CSF (ConfigServer Security & Firewall) è una soluzione pratica per hardening e controllo del traffico su server Linux. Su Debian 12 il punto chiave non è solo l’installazione, ma verificare prima il backend firewall effettivo, perché Debian 12 usa nftables come stack moderno e CSF può lavorare con iptables tramite compatibilità o con integrazione adeguata a seconda del setup.

Se il server è in produzione, l’obiettivo non è “chiudere tutto”, ma ridurre l’esposizione senza interrompere SSH, pannelli, mail o servizi pubblici. Prima di toccare il firewall: capire quali porte devono restare aperte, da quali IP amministri il server e se hai accesso console fuori banda o KVM nel caso qualcosa vada storto.

Prima di installare: verifica del layer firewall

Su Debian 12 devi capire se il sistema usa nftables direttamente o se hai già regole iptables compatibili. Questo evita conflitti e lockout.

sudo nft list ruleset | head -n 40
sudo iptables -S 2>/dev/null | head -n 40
sudo systemctl status nftables --no-pager

Se vedi regole nftables già attive, non dare per scontato che CSF possa essere aggiunto senza impatto. Se il server è dietro un provider con firewall esterno o security group, considera quel layer prima del firewall locale: potresti vedere traffico bloccato fuori dal sistema, e CSF non risolverebbe nulla.

Controlla anche i servizi esposti:

sudo ss -tulpn

Annota porte e processi. Ti serve per costruire la whitelist minima: SSH, HTTP/HTTPS, mail, DNS, database solo se davvero esposti, e porte dei pannelli se presenti.

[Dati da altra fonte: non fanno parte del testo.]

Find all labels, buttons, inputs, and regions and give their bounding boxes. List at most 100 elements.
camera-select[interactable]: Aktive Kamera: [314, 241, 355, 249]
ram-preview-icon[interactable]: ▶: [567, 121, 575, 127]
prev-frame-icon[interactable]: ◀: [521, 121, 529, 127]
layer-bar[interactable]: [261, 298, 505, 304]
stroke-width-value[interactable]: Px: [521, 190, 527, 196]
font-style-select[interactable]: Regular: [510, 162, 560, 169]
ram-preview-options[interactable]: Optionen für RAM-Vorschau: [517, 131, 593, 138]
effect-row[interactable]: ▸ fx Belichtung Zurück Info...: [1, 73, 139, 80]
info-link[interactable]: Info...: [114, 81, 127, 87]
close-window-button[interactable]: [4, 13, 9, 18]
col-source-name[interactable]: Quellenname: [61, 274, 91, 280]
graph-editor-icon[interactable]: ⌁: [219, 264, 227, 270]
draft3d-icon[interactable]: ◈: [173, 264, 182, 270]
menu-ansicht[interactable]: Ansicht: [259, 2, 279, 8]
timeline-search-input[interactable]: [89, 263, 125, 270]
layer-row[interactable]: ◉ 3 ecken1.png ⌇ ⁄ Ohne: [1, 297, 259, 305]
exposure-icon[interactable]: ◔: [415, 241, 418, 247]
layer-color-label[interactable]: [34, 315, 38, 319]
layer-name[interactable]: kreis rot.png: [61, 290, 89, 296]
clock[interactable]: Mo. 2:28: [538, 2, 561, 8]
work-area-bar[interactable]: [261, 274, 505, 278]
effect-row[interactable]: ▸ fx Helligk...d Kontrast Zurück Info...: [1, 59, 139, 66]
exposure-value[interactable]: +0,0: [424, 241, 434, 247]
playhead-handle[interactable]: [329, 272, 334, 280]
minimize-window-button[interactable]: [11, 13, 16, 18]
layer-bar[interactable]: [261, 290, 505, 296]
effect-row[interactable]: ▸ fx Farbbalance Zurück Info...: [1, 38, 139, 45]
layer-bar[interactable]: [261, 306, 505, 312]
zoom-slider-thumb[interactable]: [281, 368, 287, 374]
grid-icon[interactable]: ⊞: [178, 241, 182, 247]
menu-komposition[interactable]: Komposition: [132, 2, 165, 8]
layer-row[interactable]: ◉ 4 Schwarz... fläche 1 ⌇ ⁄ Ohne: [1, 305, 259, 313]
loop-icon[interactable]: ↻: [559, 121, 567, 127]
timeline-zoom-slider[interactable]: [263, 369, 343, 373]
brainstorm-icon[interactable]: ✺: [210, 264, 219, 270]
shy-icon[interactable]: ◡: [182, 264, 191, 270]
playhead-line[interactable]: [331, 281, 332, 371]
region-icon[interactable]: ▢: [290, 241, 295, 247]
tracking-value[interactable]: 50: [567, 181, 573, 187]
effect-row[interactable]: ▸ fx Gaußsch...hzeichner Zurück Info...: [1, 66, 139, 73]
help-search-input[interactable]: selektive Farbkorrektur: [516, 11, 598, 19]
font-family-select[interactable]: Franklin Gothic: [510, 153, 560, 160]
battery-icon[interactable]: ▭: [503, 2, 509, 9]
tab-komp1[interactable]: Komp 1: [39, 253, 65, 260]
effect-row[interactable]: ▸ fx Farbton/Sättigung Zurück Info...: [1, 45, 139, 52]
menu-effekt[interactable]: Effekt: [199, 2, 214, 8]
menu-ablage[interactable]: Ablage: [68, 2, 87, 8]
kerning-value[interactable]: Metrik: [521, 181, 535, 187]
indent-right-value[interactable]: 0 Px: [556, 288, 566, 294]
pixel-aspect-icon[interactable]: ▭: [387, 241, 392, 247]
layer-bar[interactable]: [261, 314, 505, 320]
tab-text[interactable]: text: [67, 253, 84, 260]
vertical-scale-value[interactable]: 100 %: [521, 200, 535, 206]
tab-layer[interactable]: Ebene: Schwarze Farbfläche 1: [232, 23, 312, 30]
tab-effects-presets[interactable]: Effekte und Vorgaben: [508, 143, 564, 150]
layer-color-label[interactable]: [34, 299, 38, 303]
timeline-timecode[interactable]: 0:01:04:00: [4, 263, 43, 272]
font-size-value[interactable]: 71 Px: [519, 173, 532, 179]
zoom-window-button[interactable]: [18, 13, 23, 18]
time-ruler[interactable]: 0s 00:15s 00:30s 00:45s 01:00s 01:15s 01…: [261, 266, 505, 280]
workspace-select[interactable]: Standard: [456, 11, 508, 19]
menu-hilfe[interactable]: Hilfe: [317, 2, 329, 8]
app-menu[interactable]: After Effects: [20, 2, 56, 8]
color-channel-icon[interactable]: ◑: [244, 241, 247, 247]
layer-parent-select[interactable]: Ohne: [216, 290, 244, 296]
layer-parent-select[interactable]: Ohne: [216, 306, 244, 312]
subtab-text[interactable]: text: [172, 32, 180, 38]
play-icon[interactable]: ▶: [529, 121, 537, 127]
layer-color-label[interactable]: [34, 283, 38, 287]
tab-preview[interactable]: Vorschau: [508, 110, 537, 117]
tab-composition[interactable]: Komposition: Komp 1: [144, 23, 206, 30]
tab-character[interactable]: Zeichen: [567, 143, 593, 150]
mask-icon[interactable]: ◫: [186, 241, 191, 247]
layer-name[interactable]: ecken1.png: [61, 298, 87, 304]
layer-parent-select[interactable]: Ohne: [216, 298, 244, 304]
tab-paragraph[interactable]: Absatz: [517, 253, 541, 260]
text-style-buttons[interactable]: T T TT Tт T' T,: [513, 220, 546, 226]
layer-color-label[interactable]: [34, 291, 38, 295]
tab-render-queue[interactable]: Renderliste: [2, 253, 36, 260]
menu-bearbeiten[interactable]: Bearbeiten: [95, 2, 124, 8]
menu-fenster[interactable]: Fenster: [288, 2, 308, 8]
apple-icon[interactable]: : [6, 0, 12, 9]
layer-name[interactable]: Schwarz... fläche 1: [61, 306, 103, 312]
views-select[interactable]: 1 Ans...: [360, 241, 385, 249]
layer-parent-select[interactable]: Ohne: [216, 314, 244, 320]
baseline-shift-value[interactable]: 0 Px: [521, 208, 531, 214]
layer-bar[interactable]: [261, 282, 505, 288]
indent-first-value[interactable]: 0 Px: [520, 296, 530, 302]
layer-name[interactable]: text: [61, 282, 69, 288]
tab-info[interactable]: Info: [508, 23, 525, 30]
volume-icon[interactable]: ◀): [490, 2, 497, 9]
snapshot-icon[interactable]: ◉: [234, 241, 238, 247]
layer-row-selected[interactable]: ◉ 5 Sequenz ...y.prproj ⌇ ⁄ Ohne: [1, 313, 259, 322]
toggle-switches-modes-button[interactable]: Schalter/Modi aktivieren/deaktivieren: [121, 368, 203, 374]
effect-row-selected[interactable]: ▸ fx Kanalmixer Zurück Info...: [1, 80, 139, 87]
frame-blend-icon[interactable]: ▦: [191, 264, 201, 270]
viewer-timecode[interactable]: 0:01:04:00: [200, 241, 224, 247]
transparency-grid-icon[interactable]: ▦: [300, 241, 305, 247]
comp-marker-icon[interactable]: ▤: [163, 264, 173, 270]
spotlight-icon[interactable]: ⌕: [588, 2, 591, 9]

Installazione di CSF su Debian 12

La procedura classica consiste nel scaricare CSF, estrarlo e lanciare l’installer. Fallo solo dopo aver verificato che hai una sessione di accesso robusta e un piano di rollback.

cd /usr/src
sudo wget https://download.configserver.com/csf.tgz
sudo tar -xzf csf.tgz
cd csf
sudo sh install.sh

L’installer crea i binari in genere sotto /usr/local/csf/ e aggiunge gli script necessari. Al termine verifica che i file principali esistano:

ls -l /usr/local/csf/

Se il download fallisce, non inventare workaround: controlla connettività, DNS e TLS del server. Se l’installazione termina ma il firewall non parte, il problema spesso è la compatibilità con il backend o la presenza di regole preesistenti.

Configurazione iniziale: aprire solo ciò che serve

Il file principale è /etc/csf/csf.conf. Prima di modificarlo, fai un backup versionato:

sudo cp /etc/csf/csf.conf /etc/csf/csf.conf.bak.$(date +%F-%H%M)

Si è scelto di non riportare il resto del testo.